Anehnya kendati berhadapan dengan orang sebau itu, Sandy tidak merasa mual
apalagi tergerak untuk meninggalkannya. Sebaliknya Sandy justru diam bahkan
seperti mempersilakan agar laki-laki buruk rupa itu duduk di sampingnya.

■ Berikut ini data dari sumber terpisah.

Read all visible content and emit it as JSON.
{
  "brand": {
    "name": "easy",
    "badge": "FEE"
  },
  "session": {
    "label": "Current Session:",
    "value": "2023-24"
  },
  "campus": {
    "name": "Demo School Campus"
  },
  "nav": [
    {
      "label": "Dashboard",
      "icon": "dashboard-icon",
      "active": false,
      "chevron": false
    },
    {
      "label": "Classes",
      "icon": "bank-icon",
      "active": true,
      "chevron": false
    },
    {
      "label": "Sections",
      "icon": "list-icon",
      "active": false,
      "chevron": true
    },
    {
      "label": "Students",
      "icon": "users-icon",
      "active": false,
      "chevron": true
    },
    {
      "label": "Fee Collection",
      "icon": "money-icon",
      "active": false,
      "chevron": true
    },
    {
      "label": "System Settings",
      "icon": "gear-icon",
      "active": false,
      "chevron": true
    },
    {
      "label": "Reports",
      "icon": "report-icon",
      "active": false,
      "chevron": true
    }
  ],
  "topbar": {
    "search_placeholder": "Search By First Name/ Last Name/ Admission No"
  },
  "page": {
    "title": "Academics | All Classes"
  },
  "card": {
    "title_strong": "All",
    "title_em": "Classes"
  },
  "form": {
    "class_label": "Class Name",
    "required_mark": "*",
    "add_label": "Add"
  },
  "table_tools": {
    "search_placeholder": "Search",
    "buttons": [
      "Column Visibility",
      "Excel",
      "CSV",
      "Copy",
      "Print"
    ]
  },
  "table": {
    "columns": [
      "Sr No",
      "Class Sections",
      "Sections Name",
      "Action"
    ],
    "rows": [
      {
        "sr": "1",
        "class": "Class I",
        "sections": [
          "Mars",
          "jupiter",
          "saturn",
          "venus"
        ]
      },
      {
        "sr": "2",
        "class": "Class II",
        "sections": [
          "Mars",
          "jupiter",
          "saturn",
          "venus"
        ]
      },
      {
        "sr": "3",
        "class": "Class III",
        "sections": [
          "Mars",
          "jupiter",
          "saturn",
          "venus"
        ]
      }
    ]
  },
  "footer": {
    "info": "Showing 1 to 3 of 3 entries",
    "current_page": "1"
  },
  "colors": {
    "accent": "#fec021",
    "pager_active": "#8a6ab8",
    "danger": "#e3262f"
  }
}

“Selamat sore, Sandy. Namamu Sandy, ya kan?” sapa
lelaki buruk rupa itu. Sandy mengangguk.
“Ya, selamat sore. Bapak ini siapa dan datang dari
mana? Kok tau nama saya,” Tanya Sandy membuka percakapan. Ia berusaha untuk
menyembunyikan keheranannya. Lelaki buruk rupa
itu menatapnya lebih lekat lalu duduk disebelah Sandy.
“Aku datang
dari jauh, San, sengaja datang
ke mari karena kau selalu memanggil-manggil namaku,” jelas lelaki buruk rupa
itu semakin membuat Sandy tertegun heran.
“Memanggil
kakek?”
“Ya, bukankah kau sedang merampungkan cerita tentang
seorang bapak tua yang malang, karena ia selalu hidup dianiaya anaknya sendiri.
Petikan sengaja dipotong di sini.